Why are you lacking a room for your step-daughter then?

If you’re so well off and you’ve been together 20 years, your DSD would have been 4 and should have had her own room.

She does have her own room but this room would not accommodate a standard double bed/baby things. She currently has a 3/4 bed in there.

We are not lacking space for my step daughter at all, just trying to plan for her partner and child to potentially move in with us aswell

OP posts:
Charalf · 07/05/2025 14:06

LobeliaBaggins · 07/05/2025 13:50

Well, posters have given you advice to take a low rent and save it for the couple. What do you think about that?

This is something we have spoken about, having spoken with SD partner last night - he has said he would not feel comfortable moving in and not contributing, he has asked this is money we do not save for them (as my SD suspected we may do if they paid rent) but use towards running of the home.

My posts on here may not have explained myself very well.

I appreciate everyone taking the time to read my original post and add there views and experience as these have all helped me in the decision I am making.

My son has been very much part of every conversation we have had regarding this and I feel confident in his ability to speak up at any point.

OP posts:
nomas · 07/05/2025 14:26

Charalf · 07/05/2025 14:01

She does have her own room but this room would not accommodate a standard double bed/baby things. She currently has a 3/4 bed in there.

We are not lacking space for my step daughter at all, just trying to plan for her partner and child to potentially move in with us aswell

Edited

Ah sorry, been away from thread.

Is the box took tiny?

Charalf · 07/05/2025 14:36

nomas · 07/05/2025 14:26

Ah sorry, been away from thread.

Is the box took tiny?

It's cosy for 1, my SD until now has always preferred the small room as in her words - it's less space to keep clean and means she's unable to hoard things which she would do given the opportunity. Unfortunately though it's not big enough for 3 or for a double for me and my partner along with our wardrobes etc.

I've discussed lots of options with my partner last night.

Matching the deposit they manage to save to speed up the process.

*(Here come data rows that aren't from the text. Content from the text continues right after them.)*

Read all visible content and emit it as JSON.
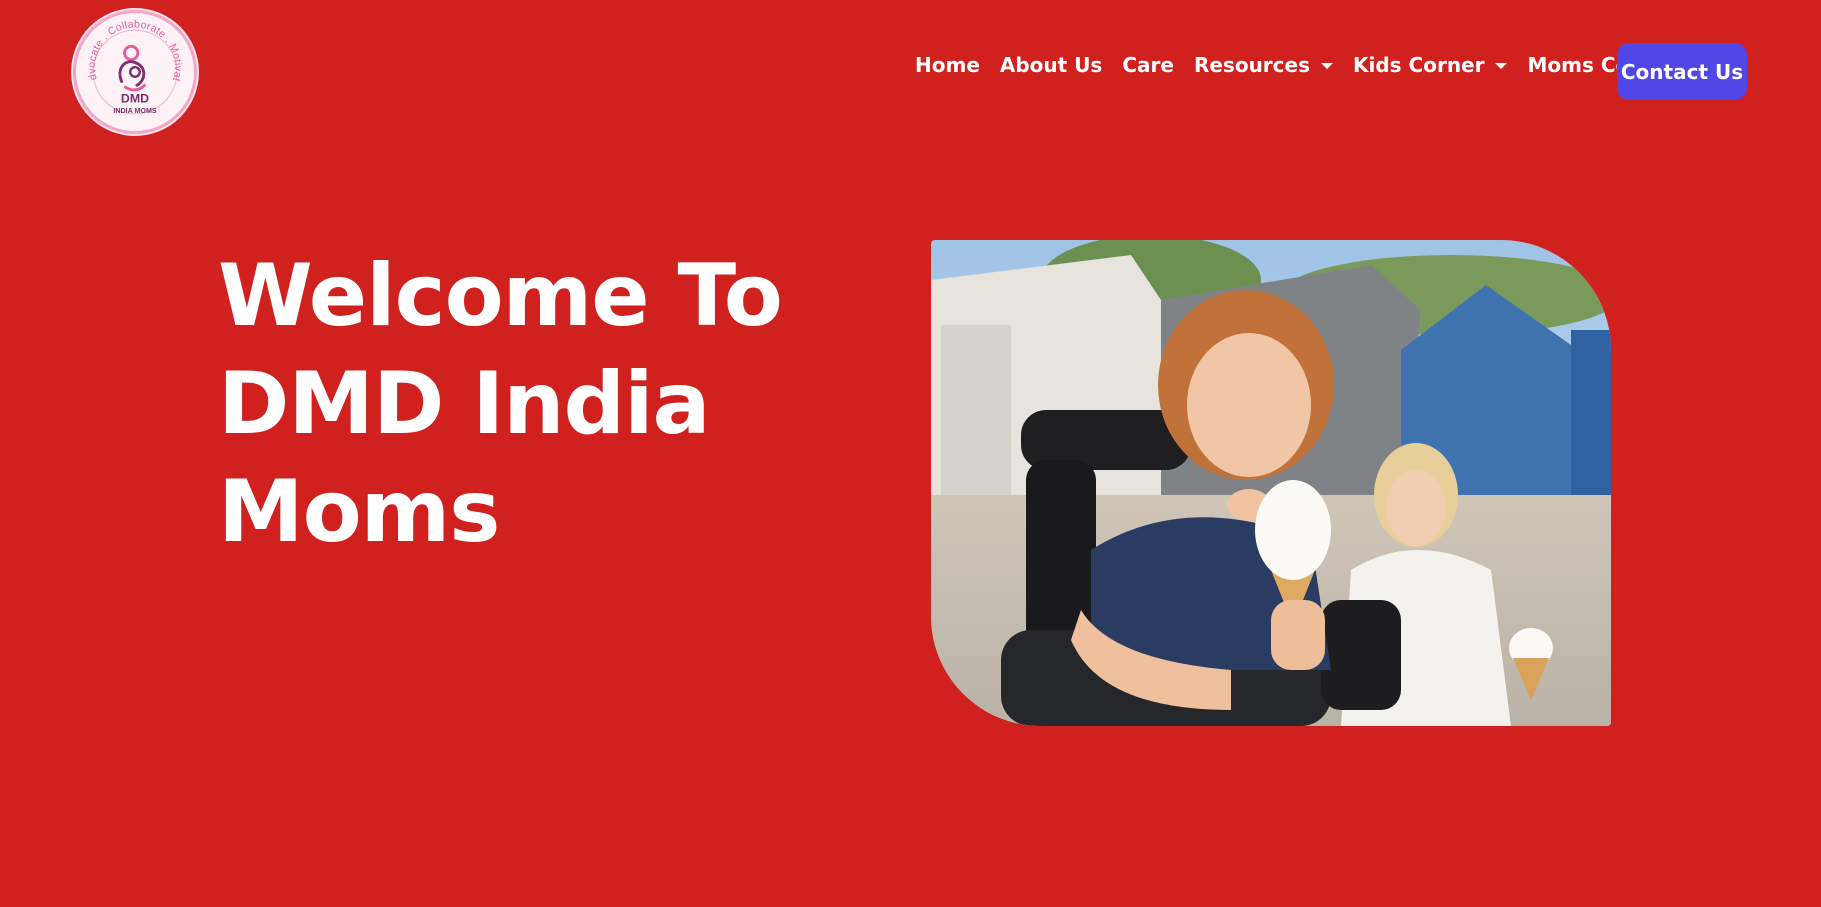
{
  "logo": {
    "arc_text": "Advocate . Collaborate . Motivate",
    "brand": "DMD",
    "sub": "INDIA MOMS"
  },
  "nav": {
    "items": [
      {
        "label": "Home",
        "dropdown": false
      },
      {
        "label": "About Us",
        "dropdown": false
      },
      {
        "label": "Care",
        "dropdown": false
      },
      {
        "label": "Resources",
        "dropdown": true
      },
      {
        "label": "Kids Corner",
        "dropdown": true
      },
      {
        "label": "Moms Corner",
        "dropdown": true
      }
    ],
    "contact_label": "Contact Us"
  },
  "hero": {
    "title_line1": "Welcome To",
    "title_line2": "DMD India",
    "title_line3": "Moms"
  },
  "colors": {
    "background": "#d0211f",
    "accent_button": "#5146e6",
    "text": "#ffffff",
    "logo_pink": "#e65c9a",
    "logo_purple": "#7a2f6e"
  }
}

Looking into buying a house and renting it to them, with the rent they pay being signed over to them in equity at a later date further down the line and giving them the option to buy the remainder.

I'm not sure of the legalities of these and other options we both mentioned so need to look into things further.

My partner has recently gone self employed and due to the set up costs of this we are not in the position of having the avaliable money at present to gift/lend a full deposit for a house.

OP posts:
Ponderingwindow · 07/05/2025 14:36

Why not add storage to the living room and you and your husband sleep in the box room? You might be in bunk beds, but at least that way you would have privacy?

Caerulea · 07/05/2025 14:37

OP - esp given your updates, this really does all sound very reasonable & I think you guys are going to be fine. Sounds like you actually have more living space than certainly I had assumed.

Sometimes, for no obvious reason, threads like this can get weirdly personal & verging on toxic. I stand by my initial post even more confidently now.